Mapping the Climate of Puerto Rico, Vieques and Culebra

DALY C.,HELMER E. H.,QUIÑONES M. Mapping the Climate of Puerto Rico, Vieques and Culebra. International Journal of Climatology. Int. J. Climatol. 23: 1359-1381 (2003).

Spatially explicit climate data contribute to watershed resource management, mapping vegetation type with satellite imagery, mapping present and hypothetical future ecological zones, and predicting species distributions. The regression based Parameter-elevation Regressions on Independent Slopes Model (PRISM) uses spatial data sets, a knowledge base and expert interaction to generate GIS-compatible grids of climate variables. This study applied PRISM to generate maps of mean monthly and annual precipitation and minimum and maximum temperature for the Caribbean islands of Puerto Rico, Vieques and Culebra over the 1963-1995 averaging period. PRISM was run under alternative parameterizations that simulated simpler interpolation methods as well as the full PRISM model. For temperature, the standard PRISM parameterization was compared to a hypsometric method, in which the temperature/elevation slope was assumed to be -6.5°C/km (HYPS). For precipitation, the standard PRISM parameterization was compared to an inverse-distance weighting interpolation (IDW). Spatial temperature patterns were linked closely to elevation, topographic position, and coastal proximity. Both PRISM and HYPS performed well for July maximum temperature, but HYPS performed relatively poorly for January minimum temperature, due primarily to lack of a spatially varying temperature/elevation slope, vertical atmospheric layer definition, and coastal proximity guidance. Mean monthly precipitation varied significantly throughout the year, reflecting seasonally differing moisture trajectories.
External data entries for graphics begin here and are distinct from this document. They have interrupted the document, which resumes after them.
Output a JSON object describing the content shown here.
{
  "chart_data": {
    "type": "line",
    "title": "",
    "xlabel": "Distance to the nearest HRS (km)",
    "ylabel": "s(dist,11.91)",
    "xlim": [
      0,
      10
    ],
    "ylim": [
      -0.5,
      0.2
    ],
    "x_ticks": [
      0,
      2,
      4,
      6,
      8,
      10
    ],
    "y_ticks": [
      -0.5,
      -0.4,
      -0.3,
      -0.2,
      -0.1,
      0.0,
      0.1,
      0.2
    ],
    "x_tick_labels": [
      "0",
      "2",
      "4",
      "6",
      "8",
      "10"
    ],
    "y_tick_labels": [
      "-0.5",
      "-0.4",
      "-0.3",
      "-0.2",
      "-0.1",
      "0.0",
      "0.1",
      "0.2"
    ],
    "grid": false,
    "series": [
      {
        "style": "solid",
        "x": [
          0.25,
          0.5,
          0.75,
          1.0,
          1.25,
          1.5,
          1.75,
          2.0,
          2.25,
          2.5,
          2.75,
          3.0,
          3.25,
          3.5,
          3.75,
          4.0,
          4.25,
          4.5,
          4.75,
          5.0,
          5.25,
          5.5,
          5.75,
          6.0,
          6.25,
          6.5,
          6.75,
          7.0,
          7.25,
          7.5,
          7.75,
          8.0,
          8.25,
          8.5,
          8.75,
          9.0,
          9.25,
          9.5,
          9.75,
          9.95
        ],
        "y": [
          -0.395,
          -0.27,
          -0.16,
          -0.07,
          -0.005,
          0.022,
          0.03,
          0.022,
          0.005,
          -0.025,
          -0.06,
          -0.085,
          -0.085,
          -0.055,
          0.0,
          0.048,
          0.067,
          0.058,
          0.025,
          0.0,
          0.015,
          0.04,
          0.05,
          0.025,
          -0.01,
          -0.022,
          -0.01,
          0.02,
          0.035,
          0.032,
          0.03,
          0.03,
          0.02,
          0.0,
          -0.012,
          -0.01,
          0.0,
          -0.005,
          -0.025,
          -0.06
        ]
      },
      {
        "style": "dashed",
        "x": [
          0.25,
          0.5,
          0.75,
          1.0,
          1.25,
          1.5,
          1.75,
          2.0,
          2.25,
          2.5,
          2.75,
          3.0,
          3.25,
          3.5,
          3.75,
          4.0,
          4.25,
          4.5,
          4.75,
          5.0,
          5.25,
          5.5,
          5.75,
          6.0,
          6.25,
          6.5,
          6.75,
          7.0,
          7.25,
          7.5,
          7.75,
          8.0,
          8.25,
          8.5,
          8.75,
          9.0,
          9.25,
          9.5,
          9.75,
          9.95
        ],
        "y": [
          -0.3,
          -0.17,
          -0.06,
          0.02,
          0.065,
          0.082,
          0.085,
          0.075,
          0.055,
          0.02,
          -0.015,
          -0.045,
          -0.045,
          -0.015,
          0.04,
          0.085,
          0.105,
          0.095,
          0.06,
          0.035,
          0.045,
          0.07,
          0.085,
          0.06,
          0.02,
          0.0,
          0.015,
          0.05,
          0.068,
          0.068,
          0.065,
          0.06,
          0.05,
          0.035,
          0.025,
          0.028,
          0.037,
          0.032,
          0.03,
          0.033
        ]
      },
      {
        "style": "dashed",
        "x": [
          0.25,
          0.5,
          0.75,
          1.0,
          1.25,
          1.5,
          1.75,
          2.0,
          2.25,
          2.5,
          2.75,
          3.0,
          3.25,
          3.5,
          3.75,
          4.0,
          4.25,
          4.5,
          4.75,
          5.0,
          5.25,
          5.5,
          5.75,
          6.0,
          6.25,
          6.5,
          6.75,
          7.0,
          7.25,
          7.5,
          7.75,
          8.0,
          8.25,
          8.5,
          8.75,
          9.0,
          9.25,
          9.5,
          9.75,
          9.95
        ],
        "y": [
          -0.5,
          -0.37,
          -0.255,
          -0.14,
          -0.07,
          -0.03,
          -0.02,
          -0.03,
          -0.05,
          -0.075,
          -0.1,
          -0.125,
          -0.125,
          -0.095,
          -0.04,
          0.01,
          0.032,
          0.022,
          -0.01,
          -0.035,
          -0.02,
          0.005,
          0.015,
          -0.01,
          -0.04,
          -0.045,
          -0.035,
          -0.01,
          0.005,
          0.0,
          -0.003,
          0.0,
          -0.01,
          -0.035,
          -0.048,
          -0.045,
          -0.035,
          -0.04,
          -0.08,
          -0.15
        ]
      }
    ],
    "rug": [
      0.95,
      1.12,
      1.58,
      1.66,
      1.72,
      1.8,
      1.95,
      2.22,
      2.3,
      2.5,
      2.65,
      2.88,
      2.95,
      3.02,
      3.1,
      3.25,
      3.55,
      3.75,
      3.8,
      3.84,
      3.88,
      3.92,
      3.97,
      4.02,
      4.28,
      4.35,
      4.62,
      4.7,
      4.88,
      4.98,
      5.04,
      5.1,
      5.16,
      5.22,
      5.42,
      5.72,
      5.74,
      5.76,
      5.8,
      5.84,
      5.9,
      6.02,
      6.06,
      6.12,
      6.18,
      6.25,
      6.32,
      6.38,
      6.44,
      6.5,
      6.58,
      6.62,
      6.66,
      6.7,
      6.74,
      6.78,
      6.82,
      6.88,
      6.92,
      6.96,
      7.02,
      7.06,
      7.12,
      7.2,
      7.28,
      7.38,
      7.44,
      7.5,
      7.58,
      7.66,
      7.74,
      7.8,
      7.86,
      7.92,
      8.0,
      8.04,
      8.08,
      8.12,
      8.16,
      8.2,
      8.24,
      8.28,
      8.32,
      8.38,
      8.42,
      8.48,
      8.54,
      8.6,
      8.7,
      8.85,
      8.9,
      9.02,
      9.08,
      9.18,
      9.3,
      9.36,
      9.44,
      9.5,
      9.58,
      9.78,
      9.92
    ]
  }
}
Spatial precipitation patterns were associated most strongly with elevation, upslope exposure to predominant moisture-bearing winds, and proximity to the ocean. IDW performed poorly compared to PRISM, due largely to the lack of elevation and moisture availability information. Overall, the full PRISM approach resulted in greatly improved performance over simpler methods for precipitation and January minimum temperature, but only a small improvement for July maximum temperature. Comparisons of PRISM mean annual temperature and precipitation maps to previously-published, hand-drawn maps showed similar overall patterns and magnitudes, but the PRISM maps provided much more spatial detail.